Robben Island deer going nowhere
The Robben Island Museum won’t accept any offers to relocate nearly 400 fallow deer‚ that are due to be culled‚ from the island to a sanctuary on the mainland.
At least two offers exist from “potential adoptees” with farms in Caledon and the Cederberg in the Western Cape‚ to house the animals after a culling operation to reduce the number of the alien species at the heritage site began this month.
Medical doctor Francois Greeff‚ who believed it was unfair to kill the animals “just because they are an exotic species”‚ said he had approximately 1‚000 hectares of land in the Cedeberg with enough vegetation and water to sustain the animals‚ which he had offered to RIM.
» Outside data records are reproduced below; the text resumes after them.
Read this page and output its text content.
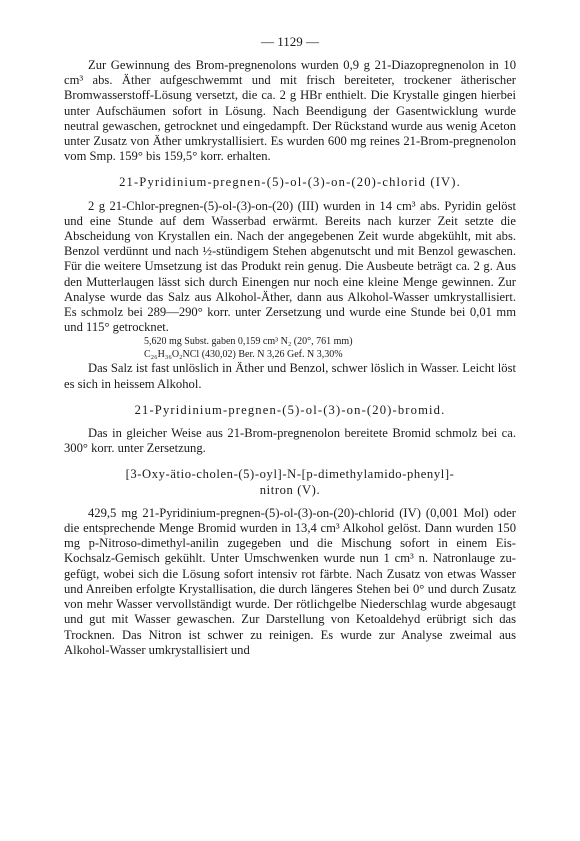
— 1129 —

Zur Gewinnung des Brom-pregnenolons wurden 0,9 g 21-Diazopregnenolon in 10 cm³ abs. Äther aufgeschwemmt und mit frisch bereiteter, trockener ätherischer Bromwasserstoff-Lösung versetzt, die ca. 2 g HBr enthielt. Die Krystalle gingen hierbei unter Aufschäumen sofort in Lösung. Nach Beendigung der Gasentwicklung wurde neutral gewaschen, getrocknet und eingedampft. Der Rückstand wurde aus wenig Aceton unter Zusatz von Äther umkrystallisiert. Es wurden 600 mg reines 21-Brom-pregnenolon vom Smp. 159° bis 159,5° korr. erhalten.

21-Pyridinium-pregnen-(5)-ol-(3)-on-(20)-chlorid (IV).

2 g 21-Chlor-pregnen-(5)-ol-(3)-on-(20) (III) wurden in 14 cm³ abs. Pyridin gelöst und eine Stunde auf dem Wasserbad erwärmt. Bereits nach kurzer Zeit setzte die Abscheidung von Krystallen ein. Nach der angegebenen Zeit wurde abgekühlt, mit abs. Benzol verdünnt und nach ½-stündigem Stehen abgenutscht und mit Benzol gewaschen. Für die weitere Umsetzung ist das Produkt rein genug. Die Ausbeute beträgt ca. 2 g. Aus den Mutterlaugen lässt sich durch Einengen nur noch eine kleine Menge gewinnen. Zur Analyse wurde das Salz aus Alkohol-Äther, dann aus Alkohol-Wasser umkrystallisiert. Es schmolz bei 289—290° korr. unter Zersetzung und wurde eine Stunde bei 0,01 mm und 115° getrocknet.

5,620 mg Subst. gaben 0,159 cm³ N₂ (20°, 761 mm)

C₂₆H₃₆O₂NCl (430,02) Ber. N 3,26 Gef. N 3,30%

Das Salz ist fast unlöslich in Äther und Benzol, schwer löslich in Wasser. Leicht löst es sich in heissem Alkohol.

21-Pyridinium-pregnen-(5)-ol-(3)-on-(20)-bromid.

Das in gleicher Weise aus 21-Brom-pregnenolon bereitete Bromid schmolz bei ca. 300° korr. unter Zersetzung.

[3-Oxy-ätio-cholen-(5)-oyl]-N-[p-dimethylamido-phenyl]-
nitron (V).

429,5 mg 21-Pyridinium-pregnen-(5)-ol-(3)-on-(20)-chlorid (IV) (0,001 Mol) oder die entsprechende Menge Bromid wurden in 13,4 cm³ Alkohol gelöst. Dann wurden 150 mg p-Nitroso-dimethyl-anilin zugegeben und die Mischung sofort in einem Eis-Kochsalz-Gemisch gekühlt. Unter Umschwenken wurde nun 1 cm³ n. Natronlauge zugefügt, wobei sich die Lösung sofort intensiv rot färbte. Nach Zusatz von etwas Wasser und Anreiben erfolgte Krystallisation, die durch längeres Stehen bei 0° und durch Zusatz von mehr Wasser vervollständigt wurde. Der rötlichgelbe Niederschlag wurde abgesaugt und gut mit Wasser gewaschen. Zur Darstellung von Ketoaldehyd erübrigt sich das Trocknen. Das Nitron ist schwer zu reinigen. Es wurde zur Analyse zweimal aus Alkohol-Wasser umkrystallisiert und
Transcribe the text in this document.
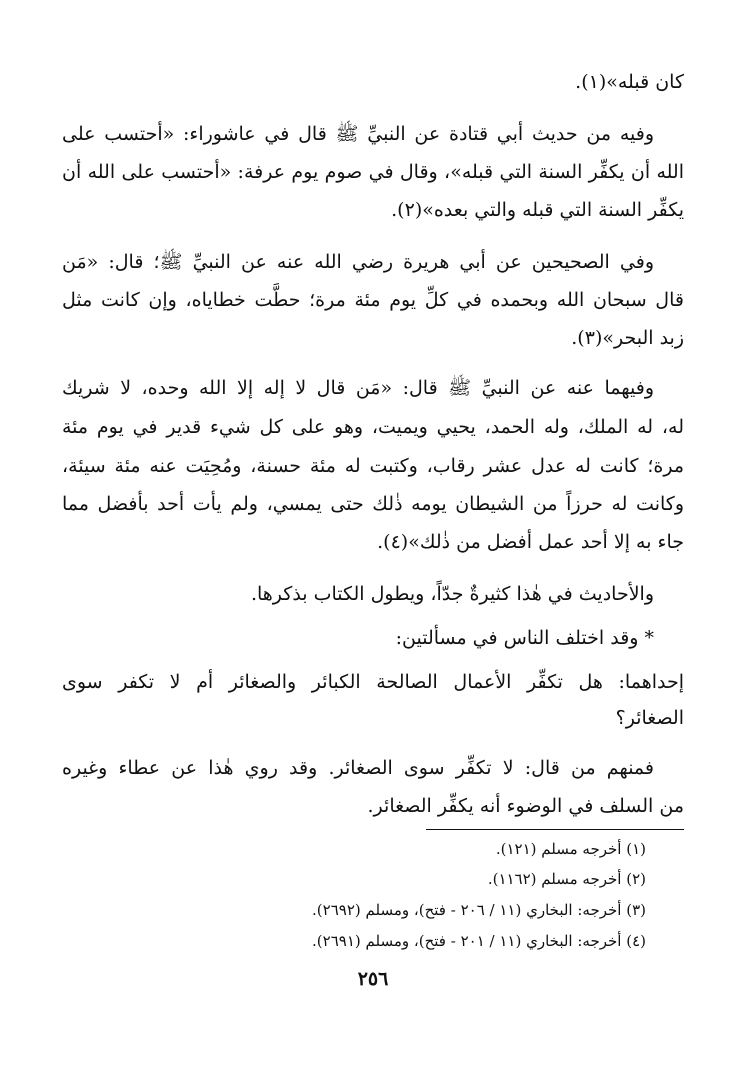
كان قبله»(١).
وفيه من حديث أبي قتادة عن النبيِّ ﷺ قال في عاشوراء: «أحتسب على
الله أن يكفِّر السنة التي قبله»، وقال في صوم يوم عرفة: «أحتسب على الله أن
يكفِّر السنة التي قبله والتي بعده»(٢).
وفي الصحيحين عن أبي هريرة رضي الله عنه عن النبيِّ ﷺ؛ قال: «مَن
قال سبحان الله وبحمده في كلِّ يوم مئة مرة؛ حطَّت خطاياه، وإن كانت مثل
زبد البحر»(٣).
وفيهما عنه عن النبيِّ ﷺ قال: «مَن قال لا إله إلا الله وحده، لا شريك
له، له الملك، وله الحمد، يحيي ويميت، وهو على كل شيء قدير في يوم مئة
مرة؛ كانت له عدل عشر رقاب، وكتبت له مئة حسنة، ومُحِيَت عنه مئة سيئة،
وكانت له حرزاً من الشيطان يومه ذٰلك حتى يمسي، ولم يأت أحد بأفضل مما
جاء به إلا أحد عمل أفضل من ذٰلك»(٤).
والأحاديث في هٰذا كثيرةٌ جدّاً، ويطول الكتاب بذكرها.
* وقد اختلف الناس في مسألتين:
إحداهما: هل تكفِّر الأعمال الصالحة الكبائر والصغائر أم لا تكفر سوى
الصغائر؟
فمنهم من قال: لا تكفِّر سوى الصغائر. وقد روي هٰذا عن عطاء وغيره
من السلف في الوضوء أنه يكفِّر الصغائر.
(١) أخرجه مسلم (١٢١).
(٢) أخرجه مسلم (١١٦٢).
(٣) أخرجه: البخاري (١١ / ٢٠٦ - فتح)، ومسلم (٢٦٩٢).
(٤) أخرجه: البخاري (١١ / ٢٠١ - فتح)، ومسلم (٢٦٩١).
٢٥٦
“I can recognise the sense in not allowing them to roam around the wild and possibly bastardise our indigenous antelope‚ but just to shoot [them] seems bloodthirsty to me‚” he said.
But RIM spokesperson Bongiwe Nzeku said that relocating alien and invasive species was “not within the spirit of the National Environmental Management Biodiversity Act”‚ despite a public outcry over culling the deer and opposition from various animal rights groups.
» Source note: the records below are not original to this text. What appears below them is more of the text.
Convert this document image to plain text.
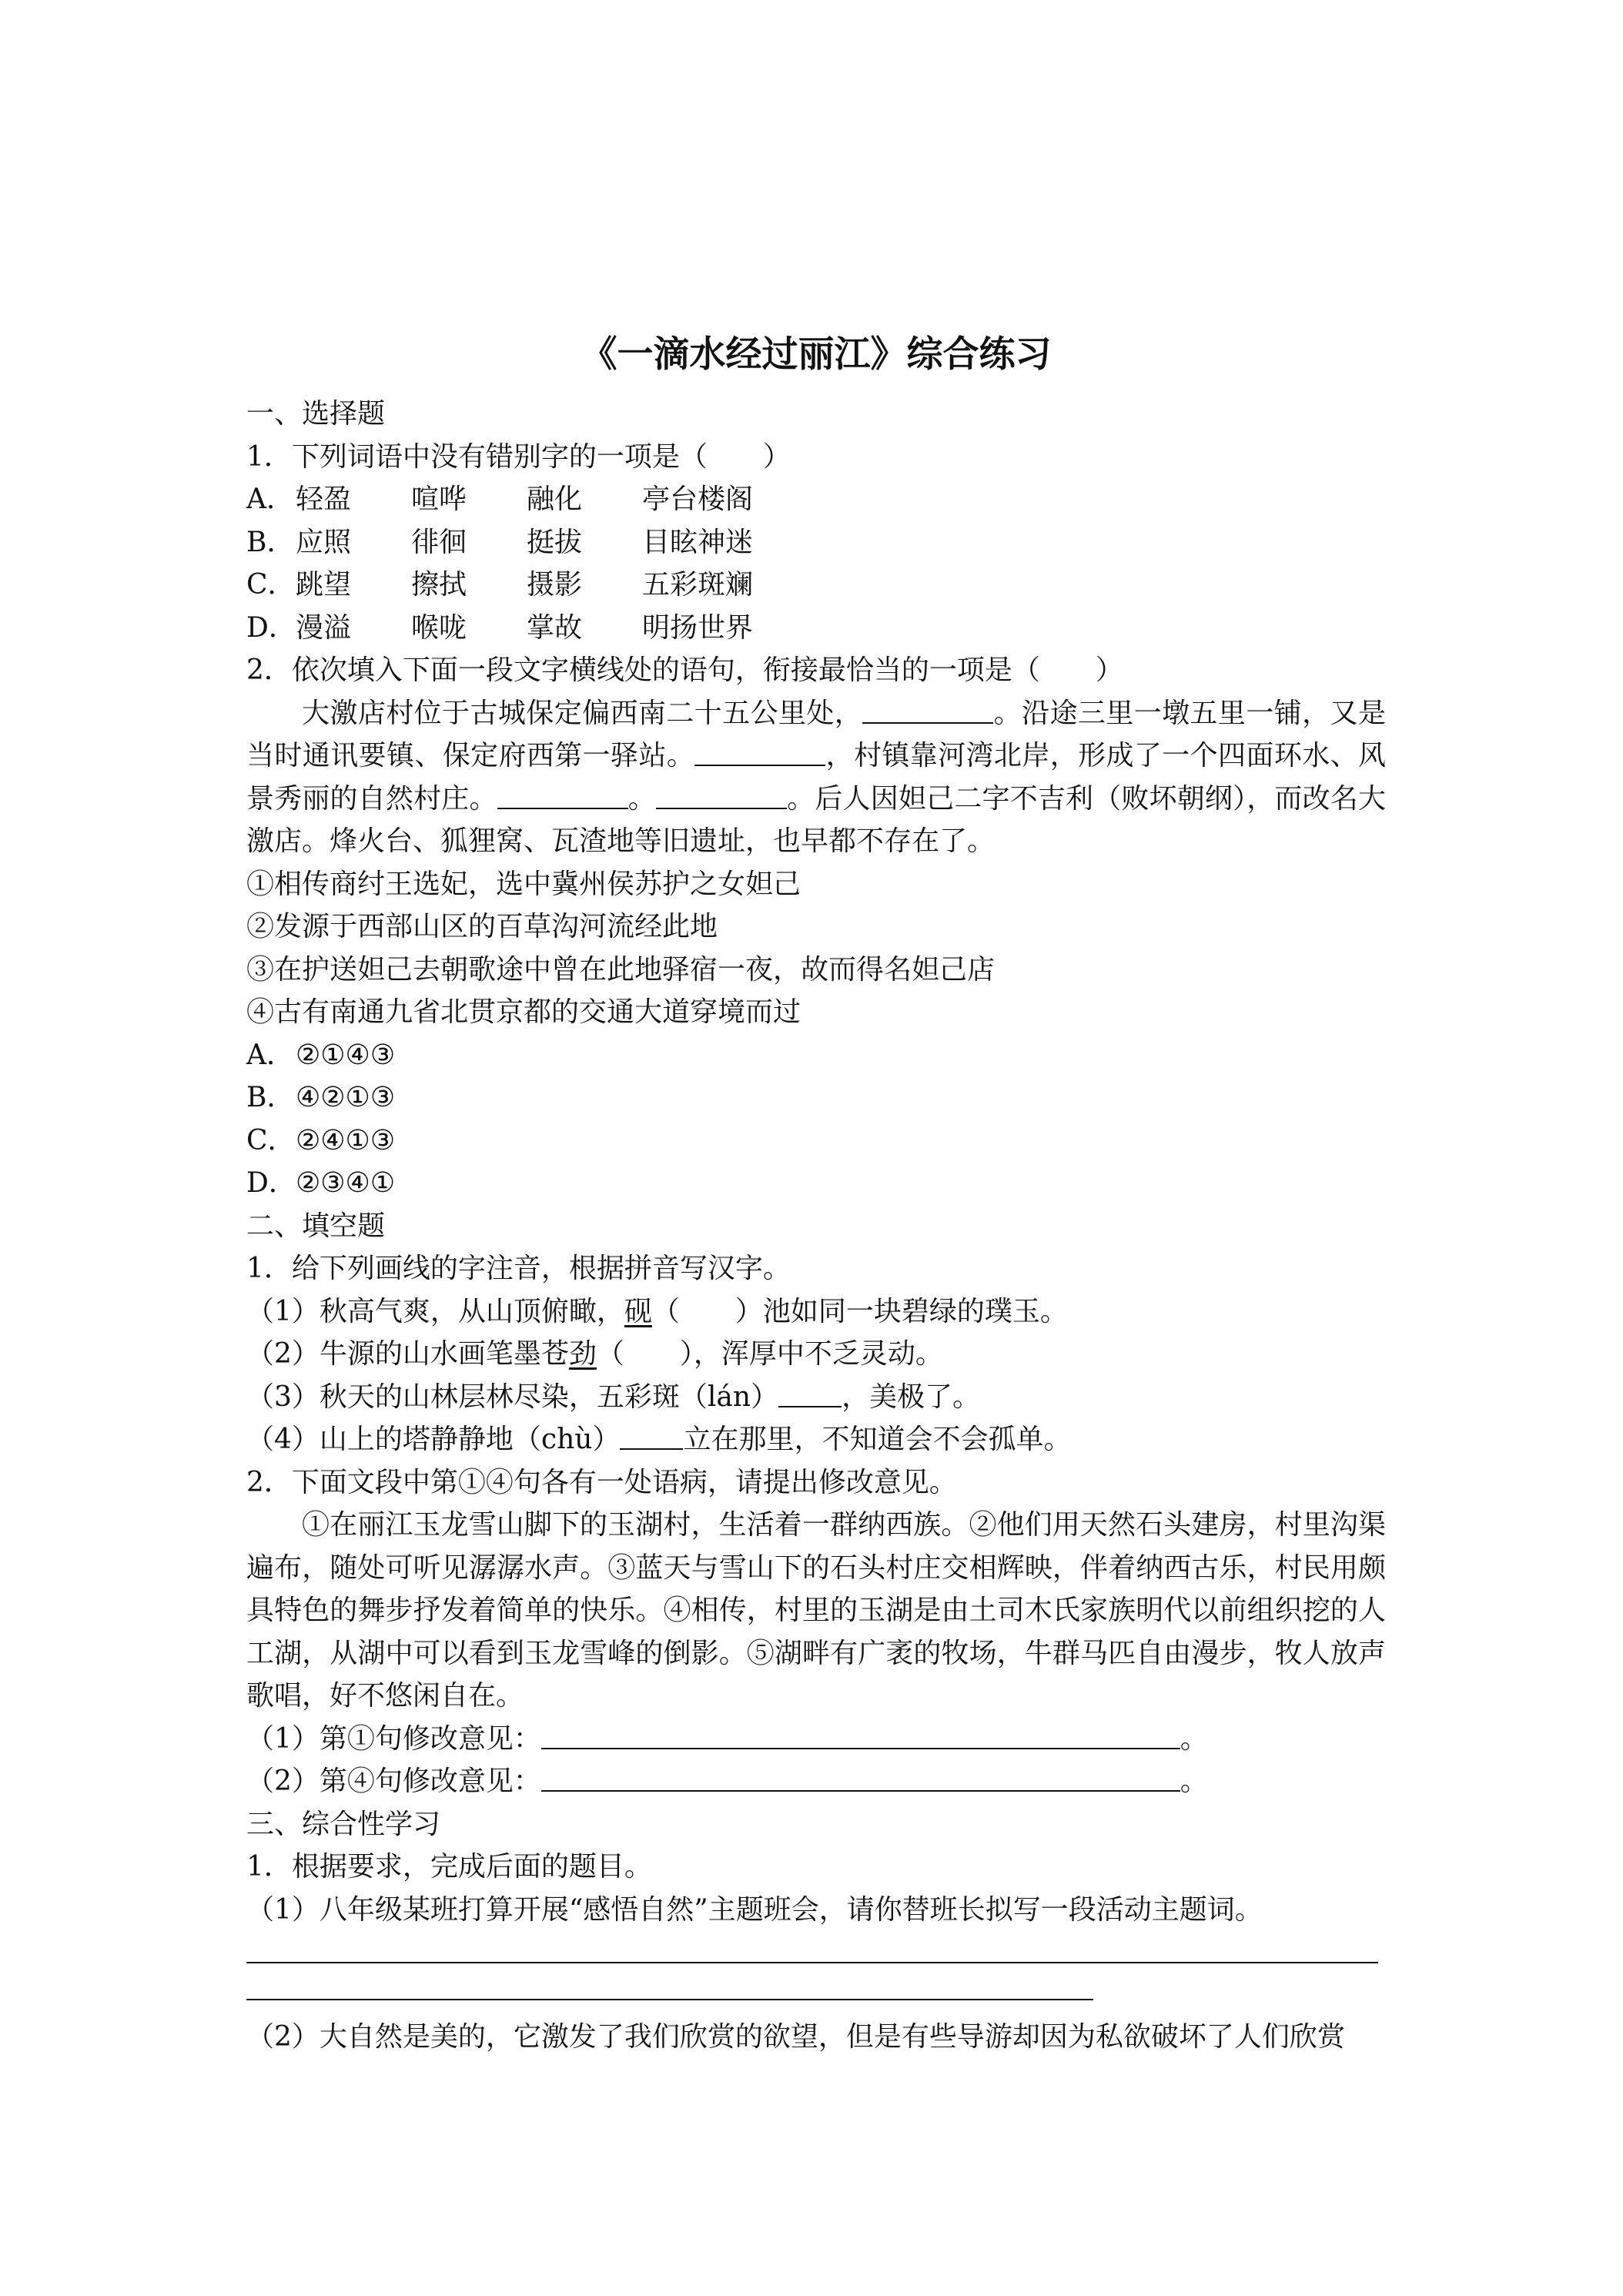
《一滴水经过丽江》综合练习
一、选择题
1．下列词语中没有错别字的一项是（　　）
A．轻盈 喧哗 融化 亭台楼阁
B．应照 徘徊 挺拔 目眩神迷
C．跳望 擦拭 摄影 五彩斑斓
D．漫溢 喉咙 掌故 明扬世界
2．依次填入下面一段文字横线处的语句，衔接最恰当的一项是（　　）
大激店村位于古城保定偏西南二十五公里处，	。沿途三里一墩五里一铺，又是当时通讯要镇、保定府西第一驿站。	，村镇靠河湾北岸，形成了一个四面环水、风景秀丽的自然村庄。	。	。后人因妲己二字不吉利（败坏朝纲），而改名大激店。烽火台、狐狸窝、瓦渣地等旧遗址，也早都不存在了。
①相传商纣王选妃，选中冀州侯苏护之女妲己
②发源于西部山区的百草沟河流经此地
③在护送妲己去朝歌途中曾在此地驿宿一夜，故而得名妲己店
④古有南通九省北贯京都的交通大道穿境而过
A．②①④③
B．④②①③
C．②④①③
D．②③④①
二、填空题
1．给下列画线的字注音，根据拼音写汉字。
（1）秋高气爽，从山顶俯瞰，砚（　　）池如同一块碧绿的璞玉。
（2）牛源的山水画笔墨苍劲（　　），浑厚中不乏灵动。
（3）秋天的山林层林尽染，五彩斑（lán） ，美极了。
（4）山上的塔静静地（chù） 立在那里，不知道会不会孤单。
2．下面文段中第①④句各有一处语病，请提出修改意见。
①在丽江玉龙雪山脚下的玉湖村，生活着一群纳西族。②他们用天然石头建房，村里沟渠遍布，随处可听见潺潺水声。③蓝天与雪山下的石头村庄交相辉映，伴着纳西古乐，村民用颇具特色的舞步抒发着简单的快乐。④相传，村里的玉湖是由土司木氏家族明代以前组织挖的人工湖，从湖中可以看到玉龙雪峰的倒影。⑤湖畔有广袤的牧场，牛群马匹自由漫步，牧人放声歌唱，好不悠闲自在。
（1）第①句修改意见：	。
（2）第④句修改意见：	。
三、综合性学习
1．根据要求，完成后面的题目。
（1）八年级某班打算开展“感悟自然”主题班会，请你替班长拟写一段活动主题词。
（2）大自然是美的，它激发了我们欣赏的欲望，但是有些导游却因为私欲破坏了人们欣赏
“Plastic ingestions have also complicated any possibility of the deer being relocated‚” Nzeku said.
“Such an option is not only disruptive to endangered wildlife and un-targeted species‚ [but] it will be inhumane to the deer in the light of confirmed plastic ingestion information.”
Three fallow deer were first introduced to the island in 1963 with other animal species‚ to supplement food requirements for the Island's residents.
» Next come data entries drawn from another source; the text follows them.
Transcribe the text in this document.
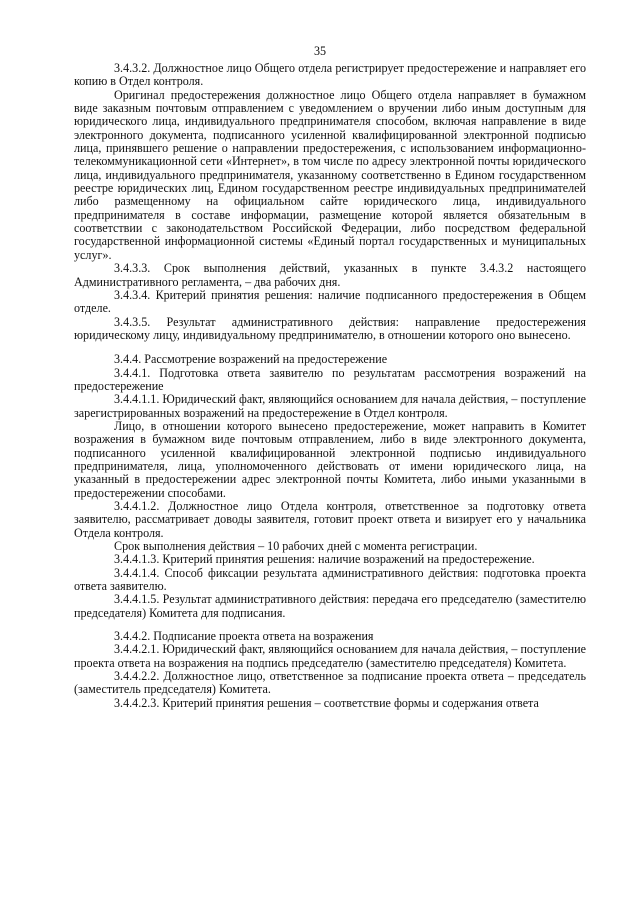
35

3.4.3.2. Должностное лицо Общего отдела регистрирует предостережение и направляет его копию в Отдел контроля.

Оригинал предостережения должностное лицо Общего отдела направляет в бумажном виде заказным почтовым отправлением с уведомлением о вручении либо иным доступным для юридического лица, индивидуального предпринимателя способом, включая направление в виде электронного документа, подписанного усиленной квалифицированной электронной подписью лица, принявшего решение о направлении предостережения, с использованием информационно-телекоммуникационной сети «Интернет», в том числе по адресу электронной почты юридического лица, индивидуального предпринимателя, указанному соответственно в Едином государственном реестре юридических лиц, Едином государственном реестре индивидуальных предпринимателей либо размещенному на официальном сайте юридического лица, индивидуального предпринимателя в составе информации, размещение которой является обязательным в соответствии с законодательством Российской Федерации, либо посредством федеральной государственной информационной системы «Единый портал государственных и муниципальных услуг».

3.4.3.3. Срок выполнения действий, указанных в пункте 3.4.3.2 настоящего Административного регламента, – два рабочих дня.

3.4.3.4. Критерий принятия решения: наличие подписанного предостережения в Общем отделе.

3.4.3.5. Результат административного действия: направление предостережения юридическому лицу, индивидуальному предпринимателю, в отношении которого оно вынесено.

3.4.4. Рассмотрение возражений на предостережение

3.4.4.1. Подготовка ответа заявителю по результатам рассмотрения возражений на предостережение

3.4.4.1.1. Юридический факт, являющийся основанием для начала действия, – поступление зарегистрированных возражений на предостережение в Отдел контроля.

Лицо, в отношении которого вынесено предостережение, может направить в Комитет возражения в бумажном виде почтовым отправлением, либо в виде электронного документа, подписанного усиленной квалифицированной электронной подписью индивидуального предпринимателя, лица, уполномоченного действовать от имени юридического лица, на указанный в предостережении адрес электронной почты Комитета, либо иными указанными в предостережении способами.

3.4.4.1.2. Должностное лицо Отдела контроля, ответственное за подготовку ответа заявителю, рассматривает доводы заявителя, готовит проект ответа и визирует его у начальника Отдела контроля.

Срок выполнения действия – 10 рабочих дней с момента регистрации.

3.4.4.1.3. Критерий принятия решения: наличие возражений на предостережение.

3.4.4.1.4. Способ фиксации результата административного действия: подготовка проекта ответа заявителю.

3.4.4.1.5. Результат административного действия: передача его председателю (заместителю председателя) Комитета для подписания.

3.4.4.2. Подписание проекта ответа на возражения

3.4.4.2.1. Юридический факт, являющийся основанием для начала действия, – поступление проекта ответа на возражения на подпись председателю (заместителю председателя) Комитета.

3.4.4.2.2. Должностное лицо, ответственное за подписание проекта ответа – председатель (заместитель председателя) Комитета.

3.4.4.2.3. Критерий принятия решения – соответствие формы и содержания ответа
The herd of deer has since grown to 450 and for a second time a professional hunter has been brought in to reduce the number - this time to 50. So far 17 animals have been killed with the meat distributed to residents and correctional services.
Cicely Blumberg‚ founder of the Deer Rescue Alliance‚ a public interest group seeking an urgent interdict to prevent further culling on the island‚ said they would “do everything in our power” to have the deer moved to a place of safety.
“We are seeking a court interdict to prevent further killing of the animals‚” said Blumberg.
“We want to relocate them off the island and send them to a sanctuary where they can live out their lives in peace.”